Each strategy has trade-offs:

Approach Accuracy Effort Speed
Numerical (numDeriv) \(O(h^2)\) truncation error None (default) Slow (extra evaluations)
Hand-coded analytic Exact High (error-prone) Fast
Automatic differentiation (AD package) Exact (machine precision) Low Moderate

The general recommendation: start with the default (no explicit derivatives) during model development, then switch to an AD package or hand-coded derivatives when you need accuracy or performance.

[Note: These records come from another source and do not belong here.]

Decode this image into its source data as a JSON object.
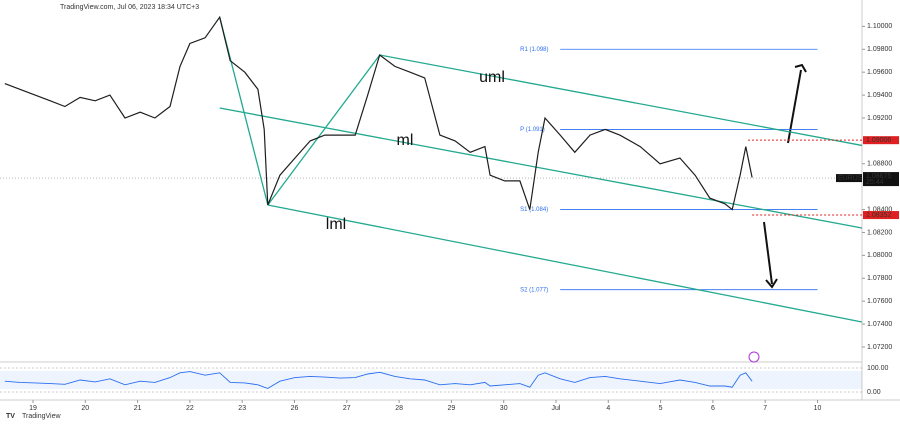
{
  "header": "TradingView.com, Jul 06, 2023 18:34 UTC+3",
  "footer": "TradingView",
  "chart_data": {
    "type": "line",
    "x": [
      -0.54,
      -0.25,
      0.04,
      0.33,
      0.61,
      0.9,
      1.19,
      1.47,
      1.76,
      2.05,
      2.33,
      2.62,
      2.81,
      3.0,
      3.29,
      3.57,
      3.77,
      4.05,
      4.3,
      4.42,
      4.49,
      4.72,
      5.01,
      5.3,
      5.58,
      5.87,
      6.16,
      6.4,
      6.63,
      6.92,
      7.21,
      7.49,
      7.78,
      8.07,
      8.36,
      8.64,
      8.74,
      9.02,
      9.31,
      9.5,
      9.66,
      9.79,
      10.08,
      10.36,
      10.65,
      10.94,
      11.22,
      11.61,
      11.99,
      12.37,
      12.66,
      12.94,
      13.23,
      13.37,
      13.52,
      13.63,
      13.75
    ],
    "series": [
      {
        "name": "EURUSD",
        "color": "#1e1e1e",
        "values": [
          1.095,
          1.0945,
          1.094,
          1.0935,
          1.093,
          1.0938,
          1.0935,
          1.094,
          1.092,
          1.0925,
          1.092,
          1.093,
          1.0965,
          1.0985,
          1.099,
          1.1008,
          1.097,
          1.096,
          1.0945,
          1.091,
          1.0844,
          1.087,
          1.0885,
          1.09,
          1.0905,
          1.0905,
          1.0905,
          1.094,
          1.0975,
          1.0965,
          1.096,
          1.0955,
          1.0905,
          1.09,
          1.089,
          1.0895,
          1.087,
          1.0865,
          1.0865,
          1.084,
          1.089,
          1.092,
          1.0905,
          1.089,
          1.0905,
          1.091,
          1.0905,
          1.0895,
          1.088,
          1.0885,
          1.087,
          1.085,
          1.0845,
          1.084,
          1.087,
          1.0895,
          1.0868
        ]
      }
    ],
    "xlim": [
      -0.631,
      15.851
    ],
    "xticks": [
      {
        "value": 0,
        "label": "19"
      },
      {
        "value": 1,
        "label": "20"
      },
      {
        "value": 2,
        "label": "21"
      },
      {
        "value": 3,
        "label": "22"
      },
      {
        "value": 4,
        "label": "23"
      },
      {
        "value": 5,
        "label": "26"
      },
      {
        "value": 6,
        "label": "27"
      },
      {
        "value": 7,
        "label": "28"
      },
      {
        "value": 8,
        "label": "29"
      },
      {
        "value": 9,
        "label": "30"
      },
      {
        "value": 10,
        "label": "Jul"
      },
      {
        "value": 11,
        "label": "4"
      },
      {
        "value": 12,
        "label": "5"
      },
      {
        "value": 13,
        "label": "6"
      },
      {
        "value": 14,
        "label": "7"
      },
      {
        "value": 15,
        "label": "10"
      }
    ],
    "ylim": [
      1.07086,
      1.10143
    ],
    "yticks": [
      {
        "value": 1.072,
        "label": "1.07200"
      },
      {
        "value": 1.074,
        "label": "1.07400"
      },
      {
        "value": 1.076,
        "label": "1.07600"
      },
      {
        "value": 1.078,
        "label": "1.07800"
      },
      {
        "value": 1.08,
        "label": "1.08000"
      },
      {
        "value": 1.082,
        "label": "1.08200"
      },
      {
        "value": 1.084,
        "label": "1.08400"
      },
      {
        "value": 1.088,
        "label": "1.08800"
      },
      {
        "value": 1.092,
        "label": "1.09200"
      },
      {
        "value": 1.094,
        "label": "1.09400"
      },
      {
        "value": 1.096,
        "label": "1.09600"
      },
      {
        "value": 1.098,
        "label": "1.09800"
      },
      {
        "value": 1.1,
        "label": "1.10000"
      }
    ],
    "trend_lines": [
      {
        "label": "uml",
        "color": "#22a98f",
        "points": [
          [
            6.63,
            1.0975
          ],
          [
            15.85,
            1.0896
          ]
        ]
      },
      {
        "label": "ml",
        "color": "#22a98f",
        "points": [
          [
            3.57,
            1.09287
          ],
          [
            15.85,
            1.08239
          ]
        ]
      },
      {
        "label": "lml",
        "color": "#22a98f",
        "points": [
          [
            4.49,
            1.0844
          ],
          [
            15.85,
            1.07418
          ]
        ]
      },
      {
        "color": "#22a98f",
        "points": [
          [
            3.57,
            1.1008
          ],
          [
            4.49,
            1.0844
          ]
        ]
      },
      {
        "color": "#22a98f",
        "points": [
          [
            4.49,
            1.0844
          ],
          [
            6.63,
            1.0975
          ]
        ]
      }
    ],
    "pivots": [
      {
        "label": "R1 (1.098)",
        "value": 1.098,
        "x": [
          10.08,
          15.0
        ]
      },
      {
        "label": "P (1.091)",
        "value": 1.091,
        "x": [
          10.08,
          15.0
        ]
      },
      {
        "label": "S1 (1.084)",
        "value": 1.084,
        "x": [
          10.08,
          15.0
        ]
      },
      {
        "label": "S2 (1.077)",
        "value": 1.077,
        "x": [
          10.08,
          15.0
        ]
      }
    ],
    "levels": [
      {
        "value": 1.09006,
        "x": 13.67,
        "color": "#e02020"
      },
      {
        "value": 1.08352,
        "x": 13.75,
        "color": "#e02020"
      }
    ],
    "last_price": {
      "symbol": "EURUSD",
      "value": 1.08675,
      "countdown": "25:44"
    },
    "rsi": {
      "ylim": [
        0,
        100
      ],
      "yticks": [
        {
          "value": 100,
          "label": "100.00"
        },
        {
          "value": 0,
          "label": "0.00"
        }
      ],
      "color": "#2a6ef0",
      "values": [
        45,
        40,
        38,
        35,
        32,
        50,
        42,
        55,
        30,
        45,
        40,
        60,
        80,
        85,
        70,
        80,
        40,
        38,
        30,
        20,
        15,
        45,
        60,
        65,
        62,
        58,
        60,
        75,
        82,
        65,
        55,
        50,
        30,
        35,
        30,
        40,
        25,
        30,
        35,
        20,
        70,
        80,
        55,
        40,
        60,
        65,
        55,
        45,
        35,
        50,
        40,
        25,
        25,
        20,
        70,
        80,
        45
      ]
    }
  }
}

For derivative-free problems, use nelder_mead().

Situation Recommended Reason
Quick prototyping numDeriv (default) Zero effort, just write the log-likelihood
Production / accuracy-critical AD package or hand-coded Exact derivatives
Complex models (mixtures, hierarchical) AD package Hand-coding is error-prone and tedious
Non-differentiable objective nelder_mead() Derivative-free simplex method

The Ecosystem at a Glance

The packages form a pipeline: define a model, solve for the MLE, combine estimates, and test hypotheses—with closure at every level.

Package CRAN Purpose
algebraic.mle Yes MLE algebra: params(), se(), confint(), mle_weighted()
algebraic.dist Yes Distribution algebra: convolution, mixture, truncation
compositional.mle Solver composition: %>>%, %|%, with_restarts()
hypothesize Yes Test composition: wald_test(), lrt(), fisher_combine()
dfr.dist Distribution-free reliability methods

The typical workflow:

  1. Define your model as a log-likelihood and pass it to mle_problem()
  2. Solve with a composed solver strategy from compositional.mle — get an mle object
  3. Combine independent estimates with mle_weighted() from algebraic.mle — get a (better) mle object
  4. Test hypotheses with hypothesize — get a hypothesis_test object
  5. Combine tests with fisher_combine() — get a (stronger) hypothesis_test object

At every step, the result is the same type as the input. That is the SICP closure property, and it is what makes the ecosystem composable.